Absorbed heat: formulas, how to calculate it and solved exercises

The absorbed heat is defined as the transfer of energy between two bodies at different temperatures. The one with the lowest temperature absorbs the heat from the one with the highest temperature. When this happens, the thermal energy of the heat-absorbing substance increases and the particles that make it up vibrate more quickly, increasing their kinetic energy.

This could result in a temperature rise or change of state. For example, from solid to liquid, such as ice when it melts in contact with water or coolant at room temperature.

Thanks to the heat, it is also possible for objects to change their dimensions. Thermal expansion is a good example of this phenomenon. When most substances heat up, they usually experience an increase in their dimensions.

An exception to this is water. The same amount of liquid water increases its volume by cooling below 4 °C. Furthermore, changes in temperature can also undergo changes in the level of its density, something also very observable in the case of water.

what is it and formulas

In the case of energy in transit, the units of heat absorbed are the Joules. However, for a long time, heat had its own units: the calorie.

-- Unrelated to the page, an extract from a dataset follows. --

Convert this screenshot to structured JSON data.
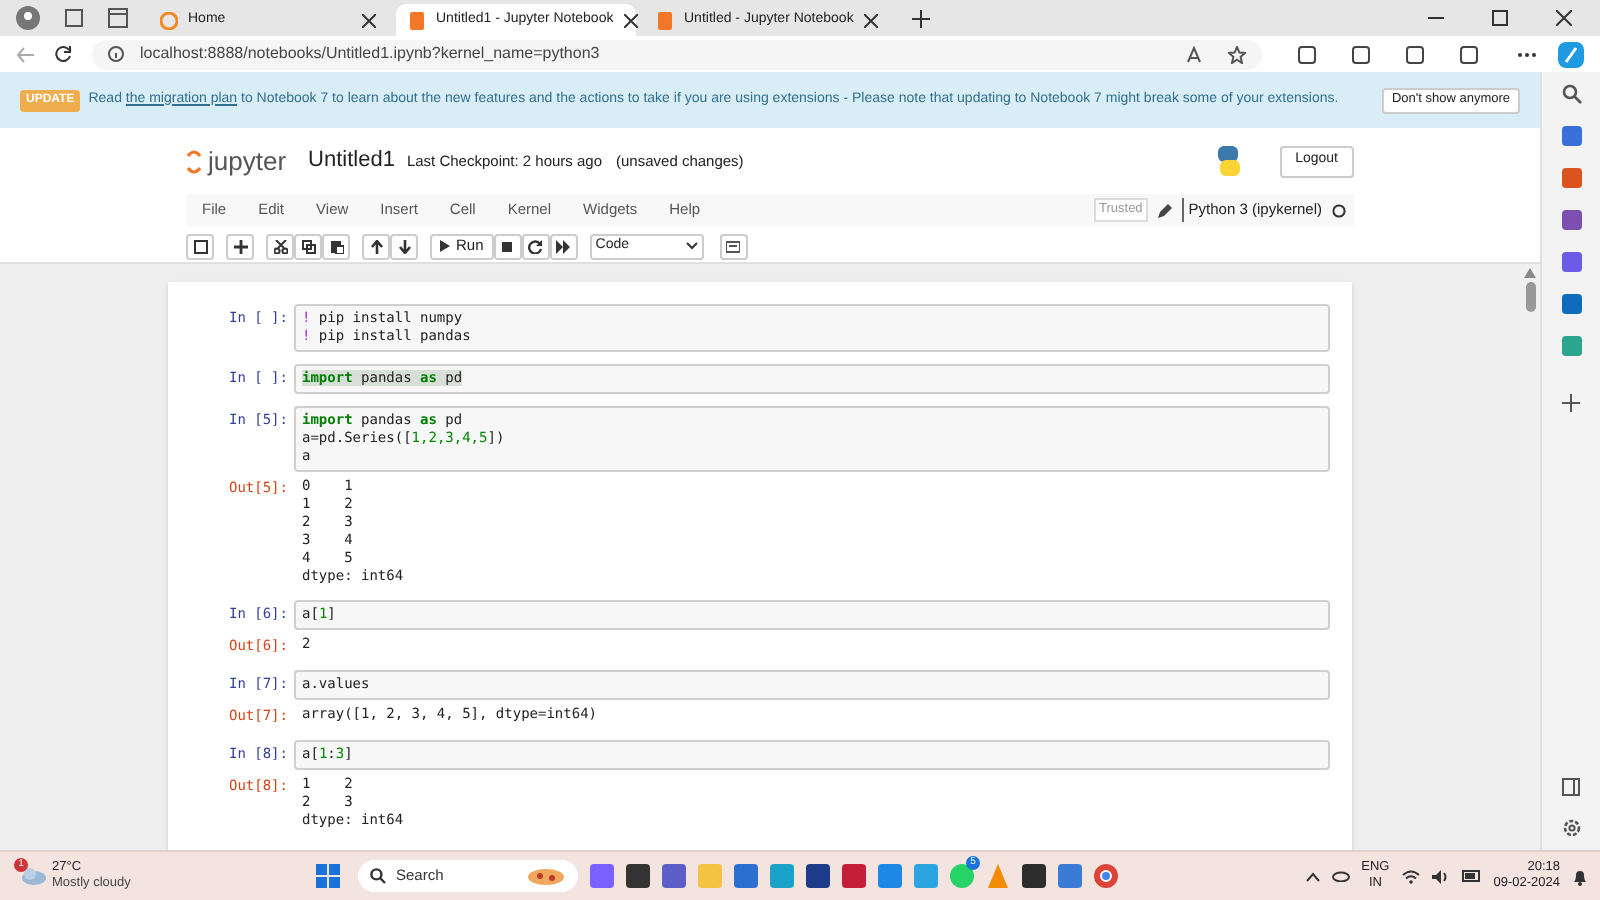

Even today, this unit is used to quantify the energy content of food, although in reality, a food calorie corresponds to a kilocalorie of heat.


Calorie, abbreviated as lime , is the amount of heat needed to raise the temperature of 1 gram of water by 1°C.

In the 19th century, Sir James Prescott Joule (1818 – 1889) performed a famous experiment in which he managed to transform mechanical work into heat, obtaining the following equivalence:

1 calorie = 4,186 Joules

In British units, the heat unit is called the Btu ( British thermal unit) , which is defined as the amount of heat needed to raise the temperature of a pound of water by 1°F.

The equivalence between the units is as follows:

1 Btu = 252 calories

The problem with these older units is that the amount of heat is temperature dependent. That is, it is not the same as what is needed to go from 70 °C to 75 °C than what is needed to heat water from 9 °C to 10 °C, for example.

That’s why the definition includes well-defined ranges: 14.5 to 15.5°C and 63 to 64°F for calories and Btu, respectively.

What does the amount of heat absorbed depend on?

The amount of absorbed heat a material collects depends on several factors:

– Characteristics of the substance. There are substances that, depending on their molecular or atomic structure, are capable of absorbing more heat than others.

– Temperature More heat is needed to obtain a higher temperature.

The amount of heat, indicated as Q, is proportional to the factors described. Therefore, it can be written as:

Q = mcΔ T

Where m is the mass of the object, c is a constant called specific heat, an intrinsic property of the substance, and Δ T is the temperature change achieved by absorbing heat.

ΔT = T f – T or

This difference has a positive sign, because when absorbing heat, it is expected that f > T o. This happens unless the substance is undergoing a phase change, like water, when it changes from liquid to vapor. When water boils, its temperature remains constant at approximately 100°C, no matter how fast it boils.

How to calculate?

By putting two objects in contact at different temperatures, after some time, they both reach thermal equilibrium. Then, temperatures equalize and heat transfer ceases. The same happens if more than two objects are contacted. After a while, everyone will be at the same temperature.

Assuming that the objects in contact form a closed system, from which heat cannot escape, the principle of energy conservation applies, therefore, it can be said that:

absorbed = – Q assigned

This represents an energy balance, similar to a person’s income and expenses. That’s why the transferred heat has a negative sign, because for the object it produces, the final temperature is lower than the initial one. Therefore:

ΔT = T f – T or <0

The equation Q absorbed = – Q assigned is used whenever there are two objects in contact.

Energetic balance

To perform the energy balance, it is necessary to distinguish objects that absorb heat from those that produce:

K Q k = 0

That is, the sum of energy gains and losses in a closed system must equal 0.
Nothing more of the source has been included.